I sometimes ask students if they will be using the source as a primary or secondary source. Will they use it, as Catherine says, as an example of media coverage or example of how people are responding to a situation? Then it’s more or less a primary source, and there’s no reason not to use it. If they intend to use it as a secondary source, as an article where they plan to engage with the author’s argument and evidence, then they might hold it to a higher academic standard.
We often show students how to use a scholarly article’s bibliography to find more sources, but that’s possible with popular press articles, too. (This is another strategy I know I have seen Catherine write about but neither she nor I can come up with a link at the moment.) As an example, I was talking to a first-year class in religion, and a student in the class asked about an article very similar to this one in The Jewish Daily Forward: Study Says Religious Victims Coped Better With 9/11 Attacks. Is that a good source?

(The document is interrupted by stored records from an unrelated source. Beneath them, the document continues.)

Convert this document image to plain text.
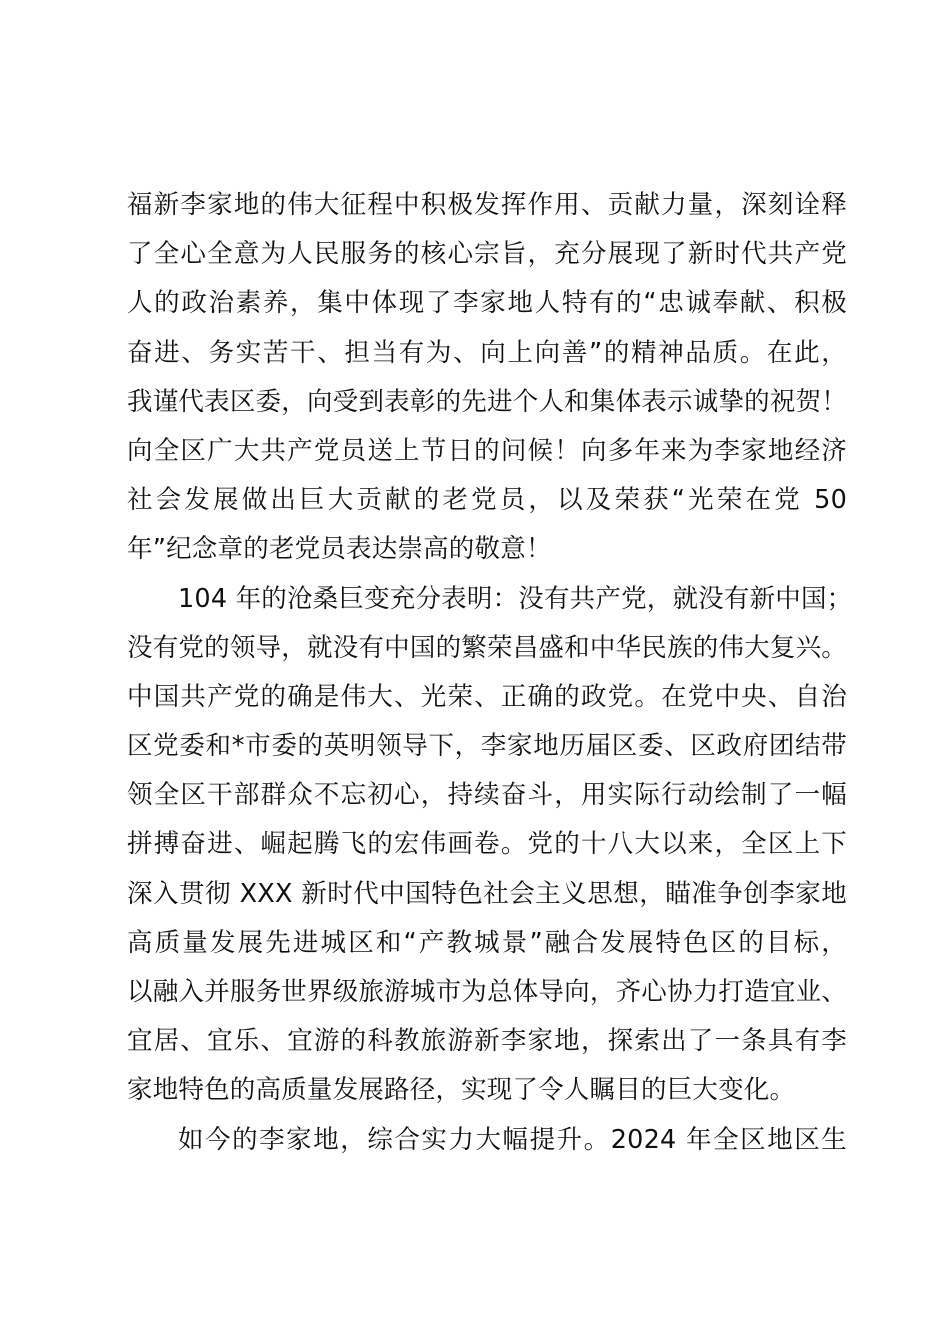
福新李家地的伟大征程中积极发挥作用、贡献力量，深刻诠释
了全心全意为人民服务的核心宗旨，充分展现了新时代共产党
人的政治素养，集中体现了李家地人特有的“忠诚奉献、积极
奋进、务实苦干、担当有为、向上向善”的精神品质。在此，
我谨代表区委，向受到表彰的先进个人和集体表示诚挚的祝贺！
向全区广大共产党员送上节日的问候！向多年来为李家地经济
社会发展做出巨大贡献的老党员，以及荣获“光荣在党 50
年”纪念章的老党员表达崇高的敬意！
104 年的沧桑巨变充分表明：没有共产党，就没有新中国；
没有党的领导，就没有中国的繁荣昌盛和中华民族的伟大复兴。
中国共产党的确是伟大、光荣、正确的政党。在党中央、自治
区党委和*市委的英明领导下，李家地历届区委、区政府团结带
领全区干部群众不忘初心，持续奋斗，用实际行动绘制了一幅
拼搏奋进、崛起腾飞的宏伟画卷。党的十八大以来，全区上下
深入贯彻 XXX 新时代中国特色社会主义思想，瞄准争创李家地
高质量发展先进城区和“产教城景”融合发展特色区的目标，
以融入并服务世界级旅游城市为总体导向，齐心协力打造宜业、
宜居、宜乐、宜游的科教旅游新李家地，探索出了一条具有李
家地特色的高质量发展路径，实现了令人瞩目的巨大变化。
如今的李家地，综合实力大幅提升。2024 年全区地区生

I told her that news articles like this are a gift. Students normally wouldn’t use the news article itself, but it gives many important details about the study they are writing about: the authors & author affiliations, the name of the journal where it will appear, and even the fact that it has been online at the journal site since earlier this year. I told my student to think of this article like a book review. You usually won’t have cause to cite a book review, but you might want to silently thank it for leading you to a good (for you) book, and preparing you ahead of time with a lens with which to read it.